Splenic contraction and cardiovascular responses are augmented during apnea compared to rebreathing in humans

The spleen contracts during apnea, releasing stored erythrocytes, thereby increasing systemic hemoglobin concentration (Hb). We compared apnea and rebreathing periods, of equal sub-maximal duration (mean 137 s; SD 30), in eighteen subjects to evaluate whether respiratory arrest or hypoxic and hypercapnic chemoreceptor stimulation is the primary elicitor of splenic contraction and cardiovascular responses during apnea. Spleen volume, Hb, cardiovascular variables, arterial (SaO(2)), cerebral (ScO(2)), and deltoid muscle oxygen saturations (SmO(2)) were recorded during the trials and end-tidal partial pressure of oxygen (P(ET)O(2)) and carbon dioxide (P(ET)CO(2)) were measured before and after maneuvers.
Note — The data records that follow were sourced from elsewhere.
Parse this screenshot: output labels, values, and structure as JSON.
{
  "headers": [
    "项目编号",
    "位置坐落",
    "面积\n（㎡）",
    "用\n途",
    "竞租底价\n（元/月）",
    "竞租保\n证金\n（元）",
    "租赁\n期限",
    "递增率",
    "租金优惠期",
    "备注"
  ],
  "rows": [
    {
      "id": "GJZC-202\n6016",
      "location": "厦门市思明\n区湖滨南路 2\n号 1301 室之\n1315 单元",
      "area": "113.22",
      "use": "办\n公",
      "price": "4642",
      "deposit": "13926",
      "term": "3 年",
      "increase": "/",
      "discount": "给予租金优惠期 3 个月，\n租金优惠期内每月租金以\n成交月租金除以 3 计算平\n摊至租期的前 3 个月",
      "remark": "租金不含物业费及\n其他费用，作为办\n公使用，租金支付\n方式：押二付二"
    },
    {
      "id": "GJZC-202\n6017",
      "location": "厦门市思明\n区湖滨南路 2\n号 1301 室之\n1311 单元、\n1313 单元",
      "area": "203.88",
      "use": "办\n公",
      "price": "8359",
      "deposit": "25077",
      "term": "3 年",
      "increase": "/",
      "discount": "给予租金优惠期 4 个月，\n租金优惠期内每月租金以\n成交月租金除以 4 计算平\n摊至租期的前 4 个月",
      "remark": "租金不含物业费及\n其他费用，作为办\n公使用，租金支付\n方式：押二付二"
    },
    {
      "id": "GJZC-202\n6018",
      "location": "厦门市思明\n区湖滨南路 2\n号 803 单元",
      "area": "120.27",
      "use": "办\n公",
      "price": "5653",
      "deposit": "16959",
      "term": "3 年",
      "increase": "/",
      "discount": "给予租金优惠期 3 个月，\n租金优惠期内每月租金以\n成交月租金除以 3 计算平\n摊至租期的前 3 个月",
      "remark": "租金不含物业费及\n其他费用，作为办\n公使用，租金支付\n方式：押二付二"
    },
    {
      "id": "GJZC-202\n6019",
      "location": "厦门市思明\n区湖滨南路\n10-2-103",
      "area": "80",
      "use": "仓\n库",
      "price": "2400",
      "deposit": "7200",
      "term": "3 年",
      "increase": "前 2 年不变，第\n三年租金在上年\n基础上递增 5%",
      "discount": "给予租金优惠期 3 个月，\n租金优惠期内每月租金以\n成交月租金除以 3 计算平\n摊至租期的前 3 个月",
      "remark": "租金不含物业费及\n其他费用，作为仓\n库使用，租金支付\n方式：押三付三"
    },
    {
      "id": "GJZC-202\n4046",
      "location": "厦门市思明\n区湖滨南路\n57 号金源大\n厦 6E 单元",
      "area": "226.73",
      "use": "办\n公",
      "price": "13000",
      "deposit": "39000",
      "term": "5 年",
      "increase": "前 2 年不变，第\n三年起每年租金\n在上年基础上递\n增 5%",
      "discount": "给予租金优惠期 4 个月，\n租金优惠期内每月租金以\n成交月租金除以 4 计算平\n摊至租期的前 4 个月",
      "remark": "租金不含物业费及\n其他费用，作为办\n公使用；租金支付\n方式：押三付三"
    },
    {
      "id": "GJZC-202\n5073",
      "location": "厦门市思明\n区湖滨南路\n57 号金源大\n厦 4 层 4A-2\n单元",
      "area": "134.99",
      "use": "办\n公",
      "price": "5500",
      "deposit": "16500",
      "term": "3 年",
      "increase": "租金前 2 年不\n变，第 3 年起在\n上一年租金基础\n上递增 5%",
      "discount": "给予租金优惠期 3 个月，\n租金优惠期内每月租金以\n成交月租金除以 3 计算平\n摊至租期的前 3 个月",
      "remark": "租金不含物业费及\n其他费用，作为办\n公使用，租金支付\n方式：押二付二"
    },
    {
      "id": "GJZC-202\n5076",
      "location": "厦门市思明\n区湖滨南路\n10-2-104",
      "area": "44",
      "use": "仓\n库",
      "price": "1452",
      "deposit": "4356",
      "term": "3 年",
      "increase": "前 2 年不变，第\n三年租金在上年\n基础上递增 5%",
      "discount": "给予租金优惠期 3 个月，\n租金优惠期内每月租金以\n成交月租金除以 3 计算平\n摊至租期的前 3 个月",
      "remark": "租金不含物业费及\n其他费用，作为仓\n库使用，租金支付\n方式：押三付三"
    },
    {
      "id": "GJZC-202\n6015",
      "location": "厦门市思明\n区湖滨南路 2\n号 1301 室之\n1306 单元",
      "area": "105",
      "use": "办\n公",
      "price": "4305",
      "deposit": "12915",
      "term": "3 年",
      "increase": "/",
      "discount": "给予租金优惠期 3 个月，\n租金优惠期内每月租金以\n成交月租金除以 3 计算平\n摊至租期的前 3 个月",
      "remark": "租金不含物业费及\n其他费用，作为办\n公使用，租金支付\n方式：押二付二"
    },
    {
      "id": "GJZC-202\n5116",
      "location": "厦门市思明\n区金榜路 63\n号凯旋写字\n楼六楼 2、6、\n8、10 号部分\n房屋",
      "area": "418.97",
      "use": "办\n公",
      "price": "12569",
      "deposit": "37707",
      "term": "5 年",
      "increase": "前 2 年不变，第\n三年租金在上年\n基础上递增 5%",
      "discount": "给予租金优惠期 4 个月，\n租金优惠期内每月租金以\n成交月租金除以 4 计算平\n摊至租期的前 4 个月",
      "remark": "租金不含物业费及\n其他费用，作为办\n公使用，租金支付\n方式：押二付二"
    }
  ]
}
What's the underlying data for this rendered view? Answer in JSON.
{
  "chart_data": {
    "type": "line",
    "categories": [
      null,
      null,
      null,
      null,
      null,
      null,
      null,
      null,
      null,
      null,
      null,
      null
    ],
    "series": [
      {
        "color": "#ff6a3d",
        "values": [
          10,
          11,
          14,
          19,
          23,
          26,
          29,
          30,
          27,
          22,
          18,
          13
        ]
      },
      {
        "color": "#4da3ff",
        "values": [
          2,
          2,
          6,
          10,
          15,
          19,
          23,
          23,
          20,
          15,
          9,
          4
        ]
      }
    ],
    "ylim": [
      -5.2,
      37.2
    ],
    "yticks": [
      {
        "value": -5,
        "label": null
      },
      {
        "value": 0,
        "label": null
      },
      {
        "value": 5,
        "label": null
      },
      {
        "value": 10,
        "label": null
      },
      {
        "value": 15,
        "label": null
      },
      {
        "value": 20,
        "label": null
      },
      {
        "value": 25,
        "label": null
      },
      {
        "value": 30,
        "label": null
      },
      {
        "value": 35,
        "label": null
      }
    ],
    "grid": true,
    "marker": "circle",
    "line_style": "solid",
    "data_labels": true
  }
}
The spleen volume was smaller after apnea, 213 (89) mL, than after rebreathing, 239 (95) mL, corresponding to relative reductions from control by 20.8 (17.8) % and 11.6 (8.0) %, respectively. The Hb increased 2.4 (2.0) % during apnea, while there was no significant change with rebreathing. The cardiovascular responses, including bradycardia, decrease in cardiac output, and increase in total peripheral resistance, were augmented during apnea compared to during rebreathing. The P(ET)O(2) was higher, and the P(ET)CO(2) was lower, after apnea compared to after rebreathing. The ScO(2) was maintained during maneuvers. The SaO(2) decreased 3.8 (3.1) % during apnea, and even more, 5.4 (4.4) %, during rebreathing, while the SmO(2) decreased less during rebreathing, 2.2 (2.8) %, than during apnea, 8.3 (6.2) %. We conclude that respiratory arrest per se is an important stimulus for splenic contraction and Hb increase during apnea, as well as an important initiating factor for the apnea-associated cardiovascular responses and their oxygen-conserving effects.